DeSantis has channeled Trump in pushing to reduce corporate taxes and regulation while promising to take a tougher stance on illegal immigration.
One factor that could follow Gillum throughout the race is an FBI investigation into corruption in the Tallahassee government. The mayor, who was not personally implicated, has said he has no tolerance for corruption.
While the gubernatorial primaries set off fireworks, the races for Congress in Florida went largely as expected on Tuesday. Nelson and Scott breezed to their party's nominations, setting up what promises to be a bitter, expensive contest. Flipping Nelson's seat would help Republicans keep or expand their 51 to 49 seat majority in the Senate.
Three Democratic House incumbents — Reps. Al Lawson, Stephanie Murphy and Darren Soto — on Tuesday easily held off primary challenges.
Tuesday set the stage for Florida's competitive congressional races. Democrats have several opportunities to pick up GOP-held seats in the state as they trip to flip the 23 Republican districts needed to take a House majority.
The party has perhaps its best chance in the Miami-area 27th District, where former Health and Human Services Secretary Donna Shalala won the Democratic primary. She will face Cuban-American journalist Maria Salazar, who aims to succeed longtime Cuban-American Rep. Ileana Ros-Lehtinen in a district Democrat Hillary Clinton won easily in 2016.

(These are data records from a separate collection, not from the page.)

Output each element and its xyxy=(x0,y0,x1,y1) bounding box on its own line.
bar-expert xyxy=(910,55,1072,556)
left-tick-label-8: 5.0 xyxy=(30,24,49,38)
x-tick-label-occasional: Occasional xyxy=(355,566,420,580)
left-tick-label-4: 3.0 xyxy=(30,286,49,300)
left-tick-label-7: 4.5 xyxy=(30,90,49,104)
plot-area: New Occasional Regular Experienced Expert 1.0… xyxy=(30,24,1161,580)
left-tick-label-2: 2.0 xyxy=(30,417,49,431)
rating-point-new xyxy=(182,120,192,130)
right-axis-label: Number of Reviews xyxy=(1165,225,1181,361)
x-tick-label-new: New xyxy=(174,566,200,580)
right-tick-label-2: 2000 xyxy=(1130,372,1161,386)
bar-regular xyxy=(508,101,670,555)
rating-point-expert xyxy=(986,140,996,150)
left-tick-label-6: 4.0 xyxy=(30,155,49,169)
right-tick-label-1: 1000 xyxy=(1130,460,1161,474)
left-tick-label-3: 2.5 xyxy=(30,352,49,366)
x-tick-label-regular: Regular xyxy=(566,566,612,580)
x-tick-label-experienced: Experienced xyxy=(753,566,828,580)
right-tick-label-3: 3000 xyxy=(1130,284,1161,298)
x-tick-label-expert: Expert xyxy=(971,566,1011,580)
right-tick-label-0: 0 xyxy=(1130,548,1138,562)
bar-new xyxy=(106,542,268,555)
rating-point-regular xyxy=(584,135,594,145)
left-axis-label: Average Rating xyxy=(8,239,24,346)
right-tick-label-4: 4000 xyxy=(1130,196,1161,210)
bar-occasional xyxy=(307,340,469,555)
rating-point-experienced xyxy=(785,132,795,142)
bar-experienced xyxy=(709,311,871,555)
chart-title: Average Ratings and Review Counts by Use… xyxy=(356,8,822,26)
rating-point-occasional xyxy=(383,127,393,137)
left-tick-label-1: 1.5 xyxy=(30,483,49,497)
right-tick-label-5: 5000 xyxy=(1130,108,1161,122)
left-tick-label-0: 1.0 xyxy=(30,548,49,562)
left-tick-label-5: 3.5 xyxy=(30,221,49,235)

Democrat Debbie Mucarsel-Powell won her primary for Florida's 26th District and will face GOP Rep. Carlos Curbelo. Clinton also won that district, which encompasses the southern most parts of the state.
Trump got his preferred candidate in Florida's gubernatorial primary. But in another major GOP contest, the president was conspicuously silent until after voters chose the general election nominees.
McSally easily won the Republican primary for Senate in Arizona. She will face off against Democrat Sinema in a contest to succeed Flake. The seat is perhaps Democrats' best Senate pickup opportunity on an otherwise brutal election map.
After McSally had beaten conservatives Kelli Ward and Joe Arpaio, Trump endorsed her on Wednesday morning.
The race for McSally's current 2nd District seat will factor heavily into the fight for House control. Former Democratic U.S. Rep. Ann Kirkpatrick will take on GOP businesswoman Lea Marquez Peterson in a bid to flip the seat. In 2016, Clinton won the district, which includes parts of Tuscon and stretches to the Southeastern corner of the state.
Arizona's 1st District, a sprawling area in the Northeastern part of the state that Trump won in 2016, is represented by a Democrat. Incumbent Rep. Tom O'Halleran will go against Air Force veteran Wendy Rogers.
In another statewide race, incumbent Republican Gov. Doug Ducey will face former education official David Garcia in his re-election bid.
Conservative businessman Kevin Stitt won the GOP primary runoff for Oklahoma governor on Tuesday. He beat Oklahoma City Mayor Mick Cornett, who was considered a more centrist candidate.
At least one top election forecaster, Sabato's Crystal Ball, thinks that result makes the race more competitive for Democratic former state Attorney General Drew Edmondson. The nonpartisan analysis site will change its rating of the race to "leans" Republican from "likely" Republican.